Wed Caroline G., "Erinnerungen aus dem Leben J. G. H." (Stuttgart, 1820); J. G.v. H. Lebensbild" (correspondence and writings of adolescence, Erlangen, 1846); Ch. Joret, "Herder et la renaissance littéraire en Allemagne au XVIII siècle" (P., 1875); Nevison, "A sketch of H. and his times" (London, 1884); Bächtold, "Aus dem Herderschen Hause" (Berlin, 1881); A. Werner, "Herder als Theologe"; Kroneberg, "Herders Philosophie" (Heid., 1889); Fester, Rousseau u. die deutsche Geschichtsphilosophie" (Stuttgart, 1890); Raumer in his Gesch. der Germ. Philology". Heim's detailed monograph "Herder and his time" (B., 1885, 2nd ed.; translated into Russian M., 1887-1889); an article about her by A. N. Pypin "Herder" ("Vest. Evr" 1890, 3-4 books). Shevyrev's article about G. in Mosk. observation." (1837). In Russian lang. some poems have been translated. G., romances about Sid and "Thoughts relating to the history of mankind" (St. Petersburg, 1829). Complete collections of Op. Herder came out in 1805-1820 and in 1827-30; a new edition worthy of Herder, edited by B. Zupan, is not yet finished. There is also ed. elected. works of G. Herder's Correspondence: "Briefsammlungen aus Herders Nachlass" (Frankfurt, 1856-1857); "Von und an Herder" (Leipzig, 1861-62). Letters to Haman ed. Hoffmann (Berlin, 1880).

Biography

Born into the family of a poor school teacher, he graduated from the theological faculty of the University of Königsberg. In his native Prussia, he was threatened by recruitment, so in 1764 Herder left for Riga, where he took a position as a teacher at the cathedral school, and later as a pastoral adjunct. In Riga he began his literary activity. In thanks to the efforts of Goethe, he moved to Weimar, where he received the position of court preacher. Made a trip to Italy.

Philosophy and criticism

Herder's writings "Fragments on German Literature" ( Fragmente zur deutschen literature, Riga, 1766-1768), "Critical Groves" ( Kritische Walder, 1769) played a major role in the development of German literature during the Sturm und Drang period (see Sturm und Drang). Here we meet with a new, enthusiastic assessment of Shakespeare, with the idea (which became the central position of Herder's entire bourgeois theory of culture) that every people, every progressive period of world history has and should have a literature imbued with a national spirit. Herder substantiates the thesis about the dependence of literature on the natural and social environment: climate, language, customs, way of thinking of the people, whose moods and views are expressed by the writer, and completely specific specific conditions of a given historical period. “Could Homer, Aeschylus, Sophocles write their works in our language and according to our customs? - Herder asks a question and answers: - Never!
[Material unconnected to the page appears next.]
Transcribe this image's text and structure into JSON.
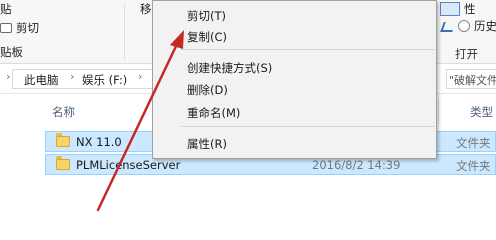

The following works are devoted to the development of these thoughts: “On the emergence of language” (Berlin, 1772), articles: “On Ossian and the songs of ancient peoples” ( Briefwechsel über Ossian und die Lieder alter Völker, 1773) and "On Shakespeare", published in "Von deutscher Art und Kunst" (Hamb., 1770). The essay "Also the Philosophy of History" (Riga, 1774) is devoted to criticism of the rationalist philosophy of the history of the Enlightenment. The era of Weimar includes his "Plastics", "On the influence of poetry on the customs of peoples in old and new times", "On the spirit of Hebrew poetry" (Dessau, 1782-1783). The monumental work "Ideas for the Philosophy of the History of Humanity" ( Ideen zur Philosophie der Geschichte der Menschheit, Riga, 1784-1791). This is the first experience of the general history of culture, where Herder's thoughts about the cultural development of mankind, about religion, poetry, art, and science receive their most complete expression. The East, antiquity, the Middle Ages, the Renaissance, modern times - are depicted by Herder with erudition that amazed his contemporaries. At the same time he published a collection of articles and translations "Scattered sheets" (1785-1797) and a philosophical study "God" (1787).

His last great works (except for theological works) are "Letters for the Promotion of Humanity" ( Briefe zur Beförderung der Humanitat, Riga, 1793-1797) and "Adrastea" (1801-1803), pointed mainly against the romanticism of Goethe and Schiller.

Fiction and translations

Of the original works, Legends and Paramythia can be considered the best. Less successful are his dramas House of Admetus, Prometheus Liberated, Ariadne-Libera, Aeon and Aeonia, Philoctetes, Brutus.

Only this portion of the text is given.